宇宙で一番☆幸せな政略結婚
朝ご飯の支度をして、一応、聖竜の分も用意していたが帰って来なかった。
電話もしてこない・・・。
何かあったのだろうか?
だとしても、竜太や聖香のところに連絡が入るはずだ。
家事を終えて、一息つくあると。
無断で外泊されるほど、私は距離を置かれているのだろうと、あるとは思っていた。
気持ちが近づけたと思っていたけど、しょせんはお金でしか繋がっていなかった。
聖竜の優しさは、きっとご機嫌取りだったのかもしれない。
あるとはお腹にそっと触れた。
「こんな私でもいいの? 選んで来てくれたんだよね? 」
お腹に触れて、あるとは嬉しそうに微笑んだ。
しばらくして。
あるとは役所にやって来た。
役所にやって来たあるとは、離婚届をもらった。
そして役所を出たあるとは、宗一郎に電話かけた。
「あ、お父さん」
(どうしたんだ? あると。何かあったのか? )
「ううん、何でもない。

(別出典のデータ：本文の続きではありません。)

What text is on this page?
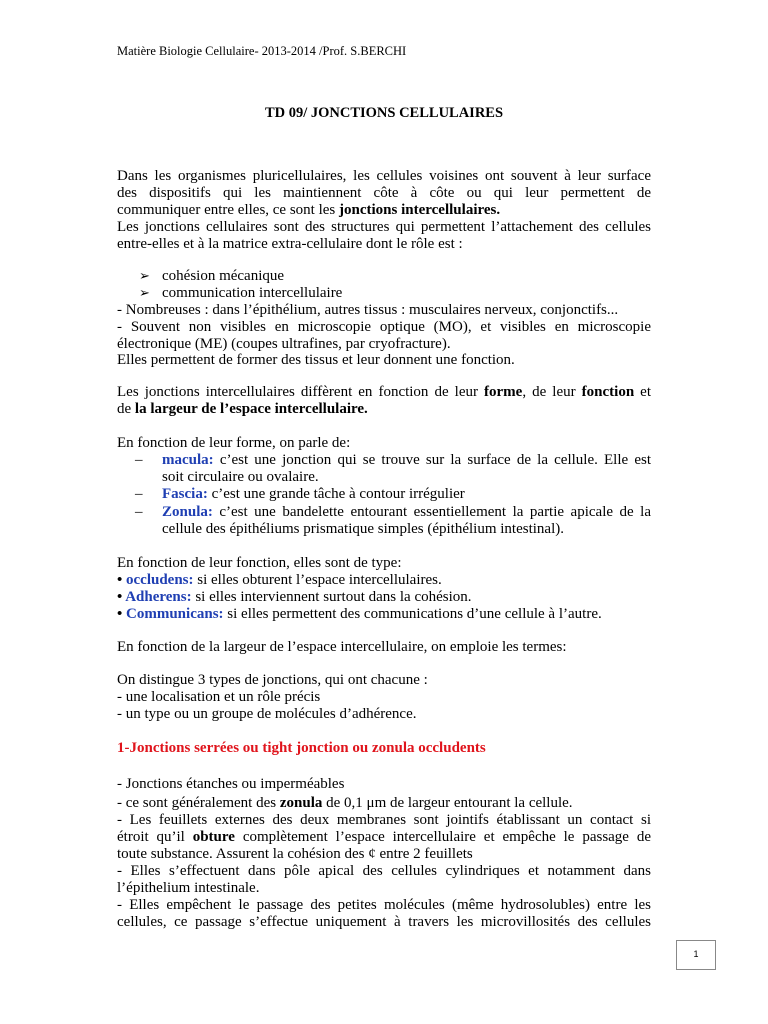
Matière Biologie Cellulaire- 2013-2014 /Prof. S.BERCHI
TD 09/ JONCTIONS CELLULAIRES
Dans les organismes pluricellulaires, les cellules voisines ont souvent à leur surface
des dispositifs qui les maintiennent côte à côte ou qui leur permettent de
communiquer entre elles, ce sont les jonctions intercellulaires.
Les jonctions cellulaires sont des structures qui permettent l’attachement des cellules
entre-elles et à la matrice extra-cellulaire dont le rôle est :
➢ cohésion mécanique
➢ communication intercellulaire
- Nombreuses : dans l’épithélium, autres tissus : musculaires nerveux, conjonctifs...
- Souvent non visibles en microscopie optique (MO), et visibles en microscopie
électronique (ME) (coupes ultrafines, par cryofracture).
Elles permettent de former des tissus et leur donnent une fonction.
Les jonctions intercellulaires diffèrent en fonction de leur forme, de leur fonction et
de la largeur de l’espace intercellulaire.
En fonction de leur forme, on parle de:
– macula: c’est une jonction qui se trouve sur la surface de la cellule. Elle est
soit circulaire ou ovalaire.
– Fascia: c’est une grande tâche à contour irrégulier
– Zonula: c’est une bandelette entourant essentiellement la partie apicale de la
cellule des épithéliums prismatique simples (épithélium intestinal).
En fonction de leur fonction, elles sont de type:
• occludens: si elles obturent l’espace intercellulaires.
• Adherens: si elles interviennent surtout dans la cohésion.
• Communicans: si elles permettent des communications d’une cellule à l’autre.
En fonction de la largeur de l’espace intercellulaire, on emploie les termes:
On distingue 3 types de jonctions, qui ont chacune :
- une localisation et un rôle précis
- un type ou un groupe de molécules d’adhérence.
1-Jonctions serrées ou tight jonction ou zonula occludents
- Jonctions étanches ou imperméables
- ce sont généralement des zonula de 0,1 μm de largeur entourant la cellule.
- Les feuillets externes des deux membranes sont jointifs établissant un contact si
étroit qu’il obture complètement l’espace intercellulaire et empêche le passage de
toute substance. Assurent la cohésion des ¢ entre 2 feuillets
- Elles s’effectuent dans pôle apical des cellules cylindriques et notamment dans
l’épithelium intestinale.
- Elles empêchent le passage des petites molécules (même hydrosolubles) entre les
cellules, ce passage s’effectue uniquement à travers les microvillosités des cellules
1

ねぇお父さん、杉森さんに貸したお金なんだけど。もう、返済してもらわなくていいと思うのだけど」
(・・・)
宗一郎は黙っていた。
「私と杉森さんは家族になったの。・・・私の貯金だって、そんなになかったけど。・・・家族から、返済してもらうなんて・・・何か変だと思って・・・。だから、私がこれから働いて、お父さんに返すからもう、杉森さんからは返済してもらわないでくれるかな? 」
(その件なら、少し考えさせてもらえるか? 動かしたお金は、かなりの大金だからね。すぐに返事はできないよ)
「そうよね、分かった」
(お前はお金の事は考えなくていい。自分が幸せになる事だけを、考えればいい)
「ありがとう、お父さん」
電話を切って、あるとは一息ついて歩き出した。